Rape culture

Sarah Black

Before graduating college, one in three girls will be sexually assaulted. Now guys, if you think this doesn’t apply to you, think about your girlfriend, your sister, your mom—one of them may very well have been a victim of this offense without your knowing. After all, this isn’t exactly dinner conversation material.

And for those of you who are skeptical about the term “sexual assault,” how about these statistics: there re more than 200,000 cases of rape each year. That means every 2 minutes someone (and this does include men and children) is raped.

Nevertheless, 59 percent of rapes are never reported due to fear, according to the U.S. Bureau of Justice.

Stuck in a protective bubble in a small Orange County town, I wanted to know why these rapes are occurring. Contrary to popular belief, rape doesn’t just happen to a short-skirted young girl walking through a dimly lit parking lot inhabited by a sex addict. In fact, most studies have concluded that rape has nothing to do with sexual desire. It results from the desire to dominate. 44 percent of rapes include victims from ages 0-18. That means kids. Another dismal fact, pregnant women are twice as likely to get raped than non-pregnant women. If that’s not messed up, someone please reassess my morals.

When it comes down to it, if it’s not crazy men looking to satisfy a stiffy, then what is it? What is causing the problem?

The answer is simply “us.” Rape culture is an environment where rape is preserved through the encouragement and glamorization of violence toward women, the ignoring of misogynistic language and actions toward women, and objectifying women. In a country where 5.3 million cases of domestic violence occur each year, and 1,300 of them result in death, it would be harder to argue rape culture doesn’t exist in the U.S.

The practice of objectifying women starts surprisingly early in life. “Even in a time where we think we’ve become more egalitarian in gender, we really, especially for kids, try really hard to police very traditional gender boundaries,” said Karon Sternheimer, Ph.D., Department of Sociology at USC. The word “boundaries” here is key, because what it eventually leads to is separation, scape-goating, and objectifying. Soon double standards are made, “A woman who was in power would be described as aggressive whereas if a man was doing the same thing he would be more assertive or competitive…the exact same behaviors are interpreted differently,” said Bettina Casad, Ph.D., Department of Psychology at California Polyphonic University, Pomona.

After years of tradition and continual brainwashing, the objectifying occurs. Racism often happens on the same grounds. In the 1940’s during World War II for example, the Japanese were depicted as cold-hearted, calling wives “indispensible” in the anti-Japanese propaganda film “My Japan.” “We think you are stupid, an admirable quality for an enemy to have,” says a fake Japanese diplomat in the film.

Cartoons in Looney Tunes’s “Tokio Jokio” are seen with oversized teeth and thick glasses and phony accents, in an outright racist attempt to objectify the enemy.

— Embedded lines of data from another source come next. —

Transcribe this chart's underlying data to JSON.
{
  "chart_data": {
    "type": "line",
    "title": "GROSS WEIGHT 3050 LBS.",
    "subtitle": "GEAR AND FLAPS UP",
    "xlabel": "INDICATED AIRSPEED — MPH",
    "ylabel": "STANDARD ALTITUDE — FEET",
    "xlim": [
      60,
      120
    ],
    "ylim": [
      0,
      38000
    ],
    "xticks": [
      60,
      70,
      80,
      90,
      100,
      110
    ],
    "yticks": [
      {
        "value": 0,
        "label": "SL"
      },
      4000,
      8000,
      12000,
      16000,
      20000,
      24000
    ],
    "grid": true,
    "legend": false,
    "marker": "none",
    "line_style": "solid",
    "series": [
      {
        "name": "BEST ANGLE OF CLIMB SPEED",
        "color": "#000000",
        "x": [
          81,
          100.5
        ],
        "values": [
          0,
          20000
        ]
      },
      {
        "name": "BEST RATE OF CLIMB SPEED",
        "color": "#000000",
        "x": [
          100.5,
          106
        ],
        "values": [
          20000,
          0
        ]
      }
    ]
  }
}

Objectification is not a new concept, and sexism has not escaped it.

Modern culture does nothing to stop it, in fact, it encourages it. In a recent advertisement for Dolce and Gabbana, a two-page spread depicting the romanticized image of a woman being gang-raped. In Grand Theft Auto, game options include raping a woman in a car and then murdering her afterward. Eminem, the world-famous rapper, hypocritically refuses to say the “n” word, but repeatedly says the “b” and “h” word, even writing about beating his own wife in the song “Kim.”

“The very appeal of Eminem’s music depends on widespread acceptance of violence against women as a cultural norm,” said Jackson Katz an internationally recognized figure for working for gender violence prevention with men and boys.

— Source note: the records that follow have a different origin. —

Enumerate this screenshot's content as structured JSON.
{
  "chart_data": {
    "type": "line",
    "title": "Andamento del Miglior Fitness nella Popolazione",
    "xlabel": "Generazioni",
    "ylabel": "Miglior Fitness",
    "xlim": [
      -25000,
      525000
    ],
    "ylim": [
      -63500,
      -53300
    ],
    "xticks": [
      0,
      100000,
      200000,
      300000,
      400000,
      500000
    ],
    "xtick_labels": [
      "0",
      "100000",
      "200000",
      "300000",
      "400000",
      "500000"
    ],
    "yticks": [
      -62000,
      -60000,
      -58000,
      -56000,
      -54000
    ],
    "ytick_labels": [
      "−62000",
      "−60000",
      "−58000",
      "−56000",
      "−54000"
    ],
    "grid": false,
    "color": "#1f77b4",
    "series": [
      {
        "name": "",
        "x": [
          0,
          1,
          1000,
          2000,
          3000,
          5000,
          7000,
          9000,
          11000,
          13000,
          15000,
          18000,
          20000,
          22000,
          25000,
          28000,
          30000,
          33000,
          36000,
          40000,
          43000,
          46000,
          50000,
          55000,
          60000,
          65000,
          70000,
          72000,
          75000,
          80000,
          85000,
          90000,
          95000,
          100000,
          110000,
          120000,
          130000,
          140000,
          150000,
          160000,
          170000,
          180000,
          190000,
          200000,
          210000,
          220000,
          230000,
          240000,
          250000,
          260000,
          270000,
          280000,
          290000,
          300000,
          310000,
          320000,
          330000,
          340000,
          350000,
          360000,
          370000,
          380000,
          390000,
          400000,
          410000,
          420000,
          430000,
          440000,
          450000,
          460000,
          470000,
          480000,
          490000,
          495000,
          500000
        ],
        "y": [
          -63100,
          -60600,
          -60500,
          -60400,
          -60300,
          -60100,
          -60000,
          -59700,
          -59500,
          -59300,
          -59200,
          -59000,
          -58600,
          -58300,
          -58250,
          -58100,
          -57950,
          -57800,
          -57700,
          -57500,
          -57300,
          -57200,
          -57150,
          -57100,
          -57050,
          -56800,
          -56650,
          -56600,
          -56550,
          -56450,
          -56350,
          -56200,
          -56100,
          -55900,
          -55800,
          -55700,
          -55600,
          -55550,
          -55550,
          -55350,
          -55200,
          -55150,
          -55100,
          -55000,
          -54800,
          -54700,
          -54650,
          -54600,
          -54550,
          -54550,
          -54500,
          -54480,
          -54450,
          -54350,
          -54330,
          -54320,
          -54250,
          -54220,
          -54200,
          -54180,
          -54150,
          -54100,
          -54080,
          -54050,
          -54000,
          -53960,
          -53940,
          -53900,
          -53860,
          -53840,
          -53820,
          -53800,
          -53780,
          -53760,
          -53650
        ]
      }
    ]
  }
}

Tom Leykis said on his radio show, “Dating equals porking.

We go on a date to get laid. If you have been brainwashed believing that a date is anything less than full intercourse—the purpose of dating is to get laid.” Leykis was later accused of domestic violence by his fourth wife.

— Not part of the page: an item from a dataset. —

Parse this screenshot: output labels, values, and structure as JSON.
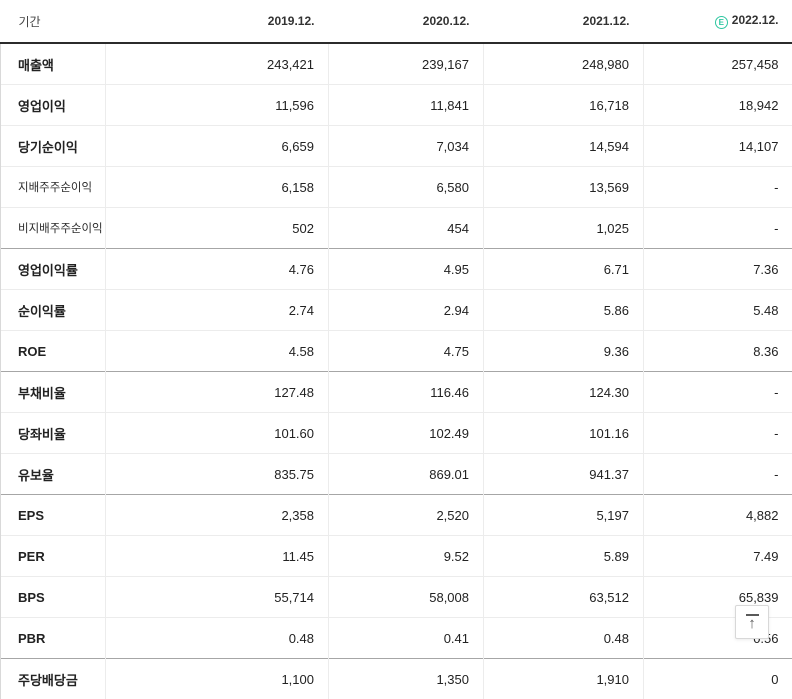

So now that it is understood the encouragement of sexual promiscuity is for men while women are to be objectified, we wonder, what are we doing with all of this information? Again, the answer is simple: we use it.

“Women are taught to fear attacks by strangers but, in fact, are much more likely to be attacked by people they know,” according to a study posted in The Boston Globe.

The truth is, American culture has not been kind to women.

In fact, it is mostly focused on sexualizing them to the point where violence and degradation seem natural. That is rape culture. What can we do to stop it? We can stop advocating Eminem and Dr. Dre and other misogynistic and homophobic artists. We can stop buying Grand Theft Auto.

If someone says something rude or offensive to anyone, say something! Equality and respect should be given to anyone regardless of gender, class and race, and anyone who believes that should act on that belief.